Some 17 months have passed since the worst maritime disaster in recent memory, and new safety recommendations will now be implemented by the U.S. Coast Guard.
On Wednesday, USCG Vice Adm. Scott A. Buschman wrote a letter to Robert L. Sumwalt, chairman of the National Transportation and Safety Board, responding to the seven new safety recommendations made by the NTSB in the wake of the Conception boat fire.
The new safety recommendations were outlined in the Small Passenger Vessel Safety Act introduced by U.S. Rep. Salud Carbajal, D-Santa Barbara, and Sen. Dianne Feinstein, D-California, and Rep. Julia Brownley, D-Ventura County, in 2019. The bill became law Jan. 1 as part of the 2020 National Defense Authorization Act.
“I am grateful to see that the Coast Guard is moving forward with implementing my Small Passenger Vessel Safety Act in a timely manner,” Rep. Carbajal said in a statement. “The Conception boat fire was an avoidable incident, and I’m thankful the Coast Guard is taking the necessary and imperative steps to protect lives by ensuring a similar incident does not happen again.”
Some of the key measures in the law include: smoke detectors and interconnected fire alarms; two means of escape; and roving watch and safety management systems.
All new and currently-in-use small passenger vessels like the Conception will be required to have smoke detectors and interconnected fire alarms in all accommodation spaces. The Conception had a smoke detector in the room where passengers slept, but no smoke detector where the fire is believed to have started or interconnected fire alarms that would have been triggered if one area detected smoke.

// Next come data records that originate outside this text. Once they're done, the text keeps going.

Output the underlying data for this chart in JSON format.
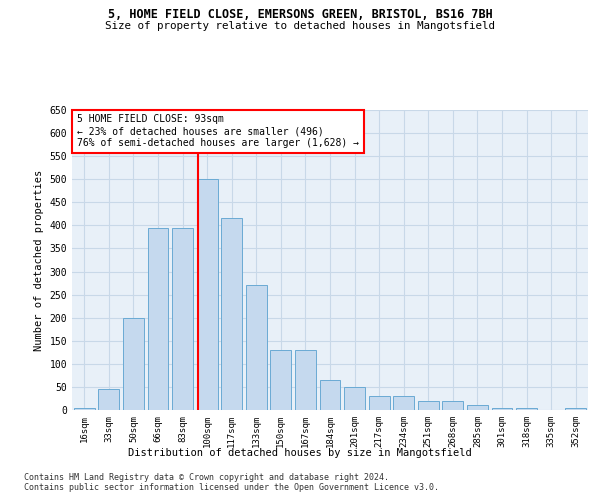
{
  "title_line1": "5, HOME FIELD CLOSE, EMERSONS GREEN, BRISTOL, BS16 7BH",
  "title_line2": "Size of property relative to detached houses in Mangotsfield",
  "xlabel": "Distribution of detached houses by size in Mangotsfield",
  "ylabel": "Number of detached properties",
  "bar_labels": [
    "16sqm",
    "33sqm",
    "50sqm",
    "66sqm",
    "83sqm",
    "100sqm",
    "117sqm",
    "133sqm",
    "150sqm",
    "167sqm",
    "184sqm",
    "201sqm",
    "217sqm",
    "234sqm",
    "251sqm",
    "268sqm",
    "285sqm",
    "301sqm",
    "318sqm",
    "335sqm",
    "352sqm"
  ],
  "bar_values": [
    5,
    45,
    200,
    395,
    395,
    500,
    415,
    270,
    130,
    130,
    65,
    50,
    30,
    30,
    20,
    20,
    10,
    5,
    5,
    0,
    5
  ],
  "bar_color": "#c5d9ee",
  "bar_edgecolor": "#6aaad4",
  "grid_color": "#c8d8e8",
  "background_color": "#e8f0f8",
  "annotation_text": "5 HOME FIELD CLOSE: 93sqm\n← 23% of detached houses are smaller (496)\n76% of semi-detached houses are larger (1,628) →",
  "annotation_box_facecolor": "white",
  "annotation_box_edgecolor": "red",
  "red_line_xindex": 4.62,
  "footer_line1": "Contains HM Land Registry data © Crown copyright and database right 2024.",
  "footer_line2": "Contains public sector information licensed under the Open Government Licence v3.0.",
  "ylim": [
    0,
    650
  ],
  "yticks": [
    0,
    50,
    100,
    150,
    200,
    250,
    300,
    350,
    400,
    450,
    500,
    550,
    600,
    650
  ]
}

All vessels like the Conception are now required to have no fewer than two independent avenues of escape. The Coast Guard is issuing a rulemaking to update this safety requirement.
The Conception had two exits in the sleeping quarters. However both led to areas engulfed by fire. Moreover, one exit was a narrow and difficult-to-reach ceiling hatch.
Finally, current Coast Guard regulations require a nighttime roving watch. However, oversight is lacking. The Coast Guard is issuing new guidance to mandate the logging of completed night watch patrols and going through a notice and comment process for a rulemaking on safety management systems.
A total of 34 people died in the fire, many of whom are believed to have died from smoke inhalation in the bunkroom.
In December 2020, the boat captain of the Conception, 67-year-old Jerry Nehl Boylan, was indicted by a federal grand jury on 34 counts of seaman’s manslaughter. The indictment alleges he, as the captain and master of the vessel, “was responsible for the safety and security of the vessel, its crew and its passengers,” read a statement released by the U.S. District Court for the Central District of California.
In September 2020, the National Transportation Safety Board released more than 1,600 pages of investigation information related to the dive boat fire. The documents revealed the moments leading up to and following the boat catching fire, including insight from crew members.
In October 2020, the NTSB determined that the probable cause of the boat fire tragedy was the failure of Truth Aquatics Inc., which owned and operated the vessel, to provide effective oversight of the vessel and crew member operations.
The board could not determine the origin area or cause of the fire from wreckage examination. But through interviews with the five surviving crew members, examination of the similar vessel Vision and statements from previous passengers, investigators were able to predict what the origin and cause of the fire relied on.
In January 2020, some nine months before the NTSB held its hearing into the matter, four families of the victims of the boat tragedy filed a lawsuit against Truth Aquatics.
Attorneys Robert Glassman of L.A.-based law firm Panish, Shea, & Boyle and Robert Mongeluzzi and Jeffrey Goodman, maritime lawyers from Philadelphia-based Saltz, Mongeluzzi, Barrett & Bendesky, said the filings are “the most comprehensive to date and assert that the massive inferno — likely caused by an unsafe lithium-ion-battery charging station — was foreseeable and preventable in part due to the failing to have a mandatory overnight safety watch.”
The claims allege the boat fire was started in or near the galley, which is where the lithium-ion battery charging stations would have been located.
Three days after the blaze broke out, attorneys for Truth Aquatics, owner Glen Fritzler and his wife Dana, filed a petition in federal court seeking to fend off any civil actions. The petition cited an 1851 maritime law that could limit the owners’ liability.
The lawsuit announced in January 2020 was filed in response to the petition. Other similar claims were previously filed. The widow of a passenger and a crew member who broke his leg getting to safety have filed claims challenging the liability petition.
“The defendants killed these victims by breaking the law and failing to have a roving night watch whose job was to prevent the very catastrophe that occurred,” Mr. Mongeluzzi said at the time. “Rather than mourn those whose lives they took with their failure to obey the law, they lawyered up and mercilessly filed an action to limit their liability before many of the bodies of these victims were even recovered. We will demolish their frivolous limitation of liability claim and hold them accountable for the outrageous harm they have caused.”